The Sankofa-Gye-Nyame field is part of the Offshore Cape
Three Points (OCTP) Oil gas fields. It is estimated to hold 150 million barrels
(mmbl) of oil and 1.45 trillion cubic feet of gas. Oil and gas production
started in 2010.
A gas sale agreement was signed between the government and
OCTP partners including ENI Ghana at a gas price of $9.8 metric million British Thermal Unit
Presenting the report, a research assistant at IMANI, Dennis
Asare said an assessment of the contracting process for the project showed that
it was not sufficiently transparent.
He said the competitive bidding was not employed as required
by the PNDC Law 48, one of the main statues for managing upstream petroleum,
while there was no clear public justification for the direct negotiation.
He said there was no update on the process while the gas sale
agreement and other key documents were not published as compared with
international best practices.
If there was maximum transparency in the contracting process,
he said the country would get optimal gas price that would reduce cost of power
generation, lead to reduced electricity tariffs and improve social inclusion.
Some of the indicators of international best practices in the
contracting process, Mr Asare listed to include openness in contracting
process, negotiation process and fiscal considerations.
Continuing the presentation, Ms Barbara Andoh, a Research
Associate at IMANI said the study also found that the provision of subsidies to
certain categories of consumers had negative impact on the power sector debt which
the citizens ended up paying through taxes.
She recommended amendments of various contracting provisions
in the petroleum sector to mandate the public disclosure of key documents and
procedures to make the regime be in line with international standards.

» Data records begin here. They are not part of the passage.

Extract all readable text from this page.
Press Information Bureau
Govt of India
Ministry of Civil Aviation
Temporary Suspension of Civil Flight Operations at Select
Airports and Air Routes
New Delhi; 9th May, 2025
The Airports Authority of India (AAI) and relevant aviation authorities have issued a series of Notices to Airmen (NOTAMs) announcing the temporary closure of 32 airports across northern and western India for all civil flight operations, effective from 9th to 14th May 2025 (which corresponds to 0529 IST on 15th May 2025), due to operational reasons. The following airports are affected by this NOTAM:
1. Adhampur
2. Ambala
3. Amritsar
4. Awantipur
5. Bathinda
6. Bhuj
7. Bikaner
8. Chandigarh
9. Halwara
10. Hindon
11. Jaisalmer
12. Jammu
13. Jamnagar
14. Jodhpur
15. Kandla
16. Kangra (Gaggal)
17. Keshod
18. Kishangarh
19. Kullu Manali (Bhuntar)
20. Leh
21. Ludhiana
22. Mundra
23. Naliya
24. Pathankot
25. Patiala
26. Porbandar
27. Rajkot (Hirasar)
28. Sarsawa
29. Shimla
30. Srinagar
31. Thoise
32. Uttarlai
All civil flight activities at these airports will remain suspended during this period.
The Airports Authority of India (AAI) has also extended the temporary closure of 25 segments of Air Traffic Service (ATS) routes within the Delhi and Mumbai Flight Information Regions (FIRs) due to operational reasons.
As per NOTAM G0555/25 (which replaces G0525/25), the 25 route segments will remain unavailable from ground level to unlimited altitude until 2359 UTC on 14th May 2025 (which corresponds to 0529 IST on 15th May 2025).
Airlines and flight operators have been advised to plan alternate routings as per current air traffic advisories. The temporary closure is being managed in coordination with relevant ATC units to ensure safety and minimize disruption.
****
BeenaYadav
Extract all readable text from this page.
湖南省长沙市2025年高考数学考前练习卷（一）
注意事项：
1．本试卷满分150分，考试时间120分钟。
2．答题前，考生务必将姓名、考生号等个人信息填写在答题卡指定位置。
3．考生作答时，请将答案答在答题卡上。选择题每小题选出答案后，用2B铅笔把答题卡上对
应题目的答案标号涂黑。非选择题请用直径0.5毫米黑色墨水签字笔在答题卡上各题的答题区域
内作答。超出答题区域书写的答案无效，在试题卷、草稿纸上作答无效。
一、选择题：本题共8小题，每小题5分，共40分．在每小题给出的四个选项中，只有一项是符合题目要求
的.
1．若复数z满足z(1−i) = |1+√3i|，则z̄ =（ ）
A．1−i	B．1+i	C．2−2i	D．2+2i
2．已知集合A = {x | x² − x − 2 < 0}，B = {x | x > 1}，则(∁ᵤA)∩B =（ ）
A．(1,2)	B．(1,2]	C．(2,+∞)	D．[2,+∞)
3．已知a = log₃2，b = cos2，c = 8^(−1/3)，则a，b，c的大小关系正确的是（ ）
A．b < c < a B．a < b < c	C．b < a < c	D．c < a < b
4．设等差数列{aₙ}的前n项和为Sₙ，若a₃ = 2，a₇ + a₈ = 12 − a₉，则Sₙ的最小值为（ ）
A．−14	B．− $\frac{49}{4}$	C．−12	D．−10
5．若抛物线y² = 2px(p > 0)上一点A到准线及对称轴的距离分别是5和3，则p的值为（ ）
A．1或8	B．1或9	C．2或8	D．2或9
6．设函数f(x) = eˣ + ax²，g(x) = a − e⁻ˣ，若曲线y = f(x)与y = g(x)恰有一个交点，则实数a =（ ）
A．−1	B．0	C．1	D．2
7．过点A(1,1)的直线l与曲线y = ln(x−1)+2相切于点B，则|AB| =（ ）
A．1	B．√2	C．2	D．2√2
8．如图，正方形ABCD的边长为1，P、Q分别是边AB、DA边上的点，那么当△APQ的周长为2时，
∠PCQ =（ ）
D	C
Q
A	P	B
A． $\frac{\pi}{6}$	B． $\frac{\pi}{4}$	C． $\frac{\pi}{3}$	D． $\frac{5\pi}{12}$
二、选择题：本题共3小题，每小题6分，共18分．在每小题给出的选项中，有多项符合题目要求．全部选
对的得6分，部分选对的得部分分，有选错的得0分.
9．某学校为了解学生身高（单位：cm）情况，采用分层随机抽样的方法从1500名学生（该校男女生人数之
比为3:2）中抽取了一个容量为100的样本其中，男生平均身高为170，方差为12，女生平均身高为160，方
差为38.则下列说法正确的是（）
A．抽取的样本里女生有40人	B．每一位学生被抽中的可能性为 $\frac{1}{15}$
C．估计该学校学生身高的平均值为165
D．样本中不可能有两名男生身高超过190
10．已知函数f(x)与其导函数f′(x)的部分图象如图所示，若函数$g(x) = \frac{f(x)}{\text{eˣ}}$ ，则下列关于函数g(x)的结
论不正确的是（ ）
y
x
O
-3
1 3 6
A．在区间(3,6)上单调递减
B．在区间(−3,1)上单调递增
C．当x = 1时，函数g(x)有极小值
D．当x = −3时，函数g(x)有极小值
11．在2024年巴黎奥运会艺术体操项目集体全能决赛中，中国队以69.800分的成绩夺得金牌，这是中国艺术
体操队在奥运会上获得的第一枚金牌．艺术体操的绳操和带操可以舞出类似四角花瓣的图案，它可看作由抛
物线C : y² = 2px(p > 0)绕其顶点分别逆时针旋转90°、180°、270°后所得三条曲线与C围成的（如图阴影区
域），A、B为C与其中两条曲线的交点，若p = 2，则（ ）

Reacting to issue during the open forum, Mr Alex Mould, who
was the Chief Executive Officer of the Ghana National Petroleum Corporation
(GNPC) when the Sankofa contract was signed, denied the limited transparency
He said due diligence was done by the corporation in
collaboration with the World Bank and other stakeholders in the industry in the
interest of Ghanaians and that the project had had positive economic impacts.
His submission was corroborated by the current GNPC Manager, Development
and Production, Victor Sunu-Atta and Mr Baluri Bukari, the Local Content and Sustainability
Manager of ENI, one of the Sankofa Project partners.